Spreadsheet Quick Guide

Table of contents

  1. Before you start
  2. Spreadsheet tab organization
    1. Tab layout
    2. Project metadata tabs
    3. Biomaterial metadata tabs
    4. File metadata tabs
    5. Protocol metadata tabs
  3. How to link entities
    1. Linking biomaterials and files
    2. Linking biomaterials and protocols
  4. How to indicate a library preparation was sequenced more than once
  5. How to link more than one entity in a cell
  6. Example spreadsheets
  7. Additional guidelines on how to curate specific technologies
  8. Additional resources about HCA metadata

Google Sheets and Excel spreadsheets are used to gather metadata about your project. This document is a brief walkthrough to help you get started filling out an HCA metadata spreadsheet.

If you have any questions at any stage while filling out the spreadsheet, please contact the data wrangling team at:
wrangler-team@data.humancellatlas.org.

Before you start

Metadata is represented in a spreadsheet with tabs that relate to the experimental design. For example, an Organoid tab would be included if an experiment includes organoid samples, whereas a Donor organism tab would be included if your experiment derived from a Donor. If you think your spreadsheet is missing fields or tabs to properly describe your experiment, please contact a data wrangler at wrangler-team@data.humancellatlas.org.

Spreadsheet tab organization

Metadata is collected for each component of your experiment, for example: project, donor, sequence file, and dissociation protocol. We refer to each component as an entity. Each of these entities has a separate tab in the spreadsheet.

Each row in each tab corresponds to one instance of the entity described by the tab name. For example, in the Donor organism tab, each row describes one donor. In the Sequence file tab, each row describes one sequence file. The same applies for the Analysis file tab.
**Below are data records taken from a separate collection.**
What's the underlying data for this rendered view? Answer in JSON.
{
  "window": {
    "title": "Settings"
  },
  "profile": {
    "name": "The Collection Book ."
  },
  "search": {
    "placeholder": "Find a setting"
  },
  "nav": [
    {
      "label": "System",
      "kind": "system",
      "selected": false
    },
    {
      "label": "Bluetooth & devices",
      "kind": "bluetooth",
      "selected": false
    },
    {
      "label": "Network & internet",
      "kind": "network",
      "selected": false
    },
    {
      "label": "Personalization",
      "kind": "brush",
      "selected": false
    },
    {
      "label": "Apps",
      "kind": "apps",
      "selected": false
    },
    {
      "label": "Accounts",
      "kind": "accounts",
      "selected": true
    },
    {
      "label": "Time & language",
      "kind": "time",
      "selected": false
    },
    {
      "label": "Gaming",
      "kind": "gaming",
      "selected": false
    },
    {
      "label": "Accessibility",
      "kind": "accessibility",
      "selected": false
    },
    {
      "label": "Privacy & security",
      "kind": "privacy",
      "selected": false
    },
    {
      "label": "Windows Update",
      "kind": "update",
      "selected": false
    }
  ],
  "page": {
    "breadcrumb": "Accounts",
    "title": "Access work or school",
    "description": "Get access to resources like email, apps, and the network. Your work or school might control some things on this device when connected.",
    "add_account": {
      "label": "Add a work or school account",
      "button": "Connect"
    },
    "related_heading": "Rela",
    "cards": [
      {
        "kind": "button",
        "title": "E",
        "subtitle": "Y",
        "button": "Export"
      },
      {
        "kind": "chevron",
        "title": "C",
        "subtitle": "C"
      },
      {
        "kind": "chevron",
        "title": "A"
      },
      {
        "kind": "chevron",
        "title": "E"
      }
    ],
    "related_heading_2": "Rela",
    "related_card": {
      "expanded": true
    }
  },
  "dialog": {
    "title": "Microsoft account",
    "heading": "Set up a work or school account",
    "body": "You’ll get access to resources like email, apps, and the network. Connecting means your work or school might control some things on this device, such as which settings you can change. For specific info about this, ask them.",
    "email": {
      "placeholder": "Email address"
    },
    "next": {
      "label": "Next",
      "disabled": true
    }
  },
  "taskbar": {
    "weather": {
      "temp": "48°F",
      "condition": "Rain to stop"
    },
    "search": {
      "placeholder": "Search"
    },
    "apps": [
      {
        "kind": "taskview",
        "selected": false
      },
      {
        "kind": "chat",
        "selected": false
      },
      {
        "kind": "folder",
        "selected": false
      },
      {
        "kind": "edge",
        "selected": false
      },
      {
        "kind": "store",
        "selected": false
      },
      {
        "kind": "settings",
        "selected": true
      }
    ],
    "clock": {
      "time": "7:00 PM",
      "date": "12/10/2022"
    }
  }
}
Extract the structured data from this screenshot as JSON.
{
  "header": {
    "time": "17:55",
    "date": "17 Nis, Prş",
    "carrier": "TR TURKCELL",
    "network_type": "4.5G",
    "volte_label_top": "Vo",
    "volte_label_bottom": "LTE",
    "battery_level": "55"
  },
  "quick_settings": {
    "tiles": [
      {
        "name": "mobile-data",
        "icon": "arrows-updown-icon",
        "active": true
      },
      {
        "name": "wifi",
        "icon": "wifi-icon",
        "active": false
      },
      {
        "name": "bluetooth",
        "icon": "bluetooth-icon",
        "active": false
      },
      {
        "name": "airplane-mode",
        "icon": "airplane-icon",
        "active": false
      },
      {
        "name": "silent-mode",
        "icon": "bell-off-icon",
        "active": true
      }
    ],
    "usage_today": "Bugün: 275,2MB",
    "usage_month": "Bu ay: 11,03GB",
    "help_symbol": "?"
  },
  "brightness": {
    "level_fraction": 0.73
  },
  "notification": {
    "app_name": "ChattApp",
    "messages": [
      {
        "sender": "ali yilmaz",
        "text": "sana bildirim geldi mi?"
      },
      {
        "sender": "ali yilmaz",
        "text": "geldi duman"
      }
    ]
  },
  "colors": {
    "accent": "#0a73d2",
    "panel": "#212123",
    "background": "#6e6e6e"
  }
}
Only one row in the Project tab should be filled in to describe the whole project.

Tab layout

All tabs share some common properties:

  • The first row is the metadata field name
  • The second row is the field description
  • The third row contains one or two example values and guidelines, when appropriate, separate examples are separated with ;
  • The fourth row is used for programmatic spreadsheet processing and is hidden
  • The fifth row is intentionally left blank
  • You should enter your values from the sixth row down

Project metadata tabs

The following tabs should be in your spreadsheet as they apply to most projects:

  • Project (fill out one row)
  • Project - Contributors
  • Project - Funders
  • Project - Publications (only fill out if your data has been published or has a pre-print)

Biomaterial metadata tabs

We use the term ‘Biomaterial’ to refer to all parts of your experiment that derive from a biological source.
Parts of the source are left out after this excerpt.